People with ADHD often live in a very specific dichotomy–times when they feel like they can do everything and times when society makes them feel like they are incapable of anything.
The latter part of this split is even more difficult for those with ADHD because they often experience rejection sensitivity. Known for feeling emotions on a much deeper level, people with ADHD really struggle on those days when nothing is going right. For some, this can lead to anxiety, depression, and even trouble in relationships.
Critical Systems and Creative Outcomes
Life with ADHD can be bold and vibrant, thrilling and engaging. It can also be very frustrating, and when you have ADHD, filtering out negative emotions does not come easy. When you hear someone say they are struggling with their ADHD, it often comes down to one thing–executive functioning.
Executive functioning explains the processes in our minds that allow us to control our thoughts and behaviors. Executive dysfunction, which is a core element of ADHD, is defined as issues that arise with the cognitive process, ultimately impacting thoughts, behaviors, and emotions. Of course, the reality is a little more human in nature and a little less clinical.
When people experience executive dysfunction, they can end up with a wide range of outcomes. From struggling to do chores or meet deadlines to losing important items or being forgetful about eating or cleaning, it can impact people with ADHD differently depending on the person or the day.

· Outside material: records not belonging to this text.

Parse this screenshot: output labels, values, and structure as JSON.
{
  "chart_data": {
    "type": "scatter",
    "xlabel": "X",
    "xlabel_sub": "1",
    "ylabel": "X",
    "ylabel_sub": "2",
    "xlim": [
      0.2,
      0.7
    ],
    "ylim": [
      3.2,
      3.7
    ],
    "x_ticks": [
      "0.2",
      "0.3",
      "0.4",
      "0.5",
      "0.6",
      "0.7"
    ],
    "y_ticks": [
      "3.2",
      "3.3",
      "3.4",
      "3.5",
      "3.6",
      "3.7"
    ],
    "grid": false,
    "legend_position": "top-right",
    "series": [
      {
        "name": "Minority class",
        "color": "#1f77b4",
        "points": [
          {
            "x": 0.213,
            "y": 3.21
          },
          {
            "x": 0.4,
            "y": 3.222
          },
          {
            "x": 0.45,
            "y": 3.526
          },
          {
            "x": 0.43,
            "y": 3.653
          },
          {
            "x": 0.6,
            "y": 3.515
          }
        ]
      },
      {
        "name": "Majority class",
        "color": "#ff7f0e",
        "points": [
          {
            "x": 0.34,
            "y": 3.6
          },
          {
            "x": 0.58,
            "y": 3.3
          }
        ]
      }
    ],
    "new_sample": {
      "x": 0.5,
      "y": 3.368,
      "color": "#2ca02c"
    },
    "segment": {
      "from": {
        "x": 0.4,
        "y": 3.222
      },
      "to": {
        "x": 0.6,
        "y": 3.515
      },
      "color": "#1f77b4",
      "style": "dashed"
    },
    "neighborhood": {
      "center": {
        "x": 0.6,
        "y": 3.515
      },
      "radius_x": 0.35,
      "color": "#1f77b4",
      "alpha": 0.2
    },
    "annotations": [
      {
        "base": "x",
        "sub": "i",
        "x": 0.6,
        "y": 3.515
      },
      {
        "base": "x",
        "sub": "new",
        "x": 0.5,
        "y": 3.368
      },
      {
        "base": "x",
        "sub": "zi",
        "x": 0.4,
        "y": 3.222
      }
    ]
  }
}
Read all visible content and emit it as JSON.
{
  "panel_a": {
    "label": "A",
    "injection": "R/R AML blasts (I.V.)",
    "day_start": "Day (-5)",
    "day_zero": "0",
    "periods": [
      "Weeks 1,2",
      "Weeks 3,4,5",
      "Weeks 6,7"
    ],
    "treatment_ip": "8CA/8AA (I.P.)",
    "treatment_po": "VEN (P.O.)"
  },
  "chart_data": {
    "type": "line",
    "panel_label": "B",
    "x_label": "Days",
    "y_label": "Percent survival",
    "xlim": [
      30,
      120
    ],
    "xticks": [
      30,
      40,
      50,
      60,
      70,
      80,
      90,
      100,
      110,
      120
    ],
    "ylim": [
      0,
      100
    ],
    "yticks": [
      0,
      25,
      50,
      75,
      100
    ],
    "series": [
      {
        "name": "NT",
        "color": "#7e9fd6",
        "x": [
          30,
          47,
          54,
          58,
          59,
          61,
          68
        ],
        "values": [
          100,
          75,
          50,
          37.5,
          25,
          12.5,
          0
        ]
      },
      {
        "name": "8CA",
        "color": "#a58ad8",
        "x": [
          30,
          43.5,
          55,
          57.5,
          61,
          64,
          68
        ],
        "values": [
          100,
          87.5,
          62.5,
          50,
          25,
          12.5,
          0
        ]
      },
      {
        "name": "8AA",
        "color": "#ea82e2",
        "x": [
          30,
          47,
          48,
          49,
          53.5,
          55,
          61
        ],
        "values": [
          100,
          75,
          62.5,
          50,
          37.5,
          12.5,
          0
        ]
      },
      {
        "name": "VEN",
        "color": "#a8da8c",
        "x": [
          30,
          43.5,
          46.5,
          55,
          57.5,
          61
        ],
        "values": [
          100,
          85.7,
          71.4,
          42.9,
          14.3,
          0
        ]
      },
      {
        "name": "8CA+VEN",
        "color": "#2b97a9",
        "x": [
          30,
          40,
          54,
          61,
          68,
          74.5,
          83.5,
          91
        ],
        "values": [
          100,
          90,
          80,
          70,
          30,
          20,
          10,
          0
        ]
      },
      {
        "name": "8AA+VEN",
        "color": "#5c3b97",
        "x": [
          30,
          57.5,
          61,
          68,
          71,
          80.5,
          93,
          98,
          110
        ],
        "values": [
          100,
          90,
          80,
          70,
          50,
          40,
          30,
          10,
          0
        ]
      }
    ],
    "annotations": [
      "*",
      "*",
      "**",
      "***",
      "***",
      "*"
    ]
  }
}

Endless thoughts that are all racing to the front of your mind are a big part of this. You may find your mind naturally jumping from one idea to the next with little control, and this can make it very easy to get distracted and lose focus. When this happens, it is difficult to accomplish tasks driven by executive functioning.
Experiences as Unique as the Minds Behind Them
A large part of what previously made diagnosing ADHD so difficult is the reality that no two people with ADHD are truly alike. Every single mind is unique, and the ways that ADHD manifests can be as unique as the people themselves.
The way that ADHD presents itself can differ based on the individual, their habits, their environment, their gender or identity, and many other considerations too. This is highly at odds with media representation, which tends to show people with ADHD as energetic, outspoken, and forgetful. Can these be indicative of someone with ADHD? Absolutely–but it does not show the full picture.
There are some shared experiences that make it much easier for people to recognize ADHD in themselves and other people. Sensitivities, preferences, and habits can all be a point of connection for the ADHD community. It does not mean that you will automatically check every box that another person does. However, there is a sense of community that comes with it and a growing sense of understanding too!
Learning to Navigate Life With ADHD
The way that your mind operates can influence everything that you do. It impacts our relationships, our habits, our work, and our school performance. Above all else, it can influence our perception of ourselves. Taking care of your brain and getting the support you need can have a large, positive impact.
Modern therapy and medication can offer incredible levels of support for helping people with ADHD to better understand themselves and navigate any challenges. With therapy, you can feel more in control of your behavior and address any symptoms associated with depression and anxiety too.
A diagnosis is the first step to better understanding your mind and what is going on behind the scenes. If the team in your mind that is responsible for filtering out distractions is understaffed, a little extra support can go a long way!
If you have been struggling with ADHD, it is time to believe that things can be better and seek help. Working with a licensed therapist is an excellent place to start, and it can empower you to work with your ADHD, not against it.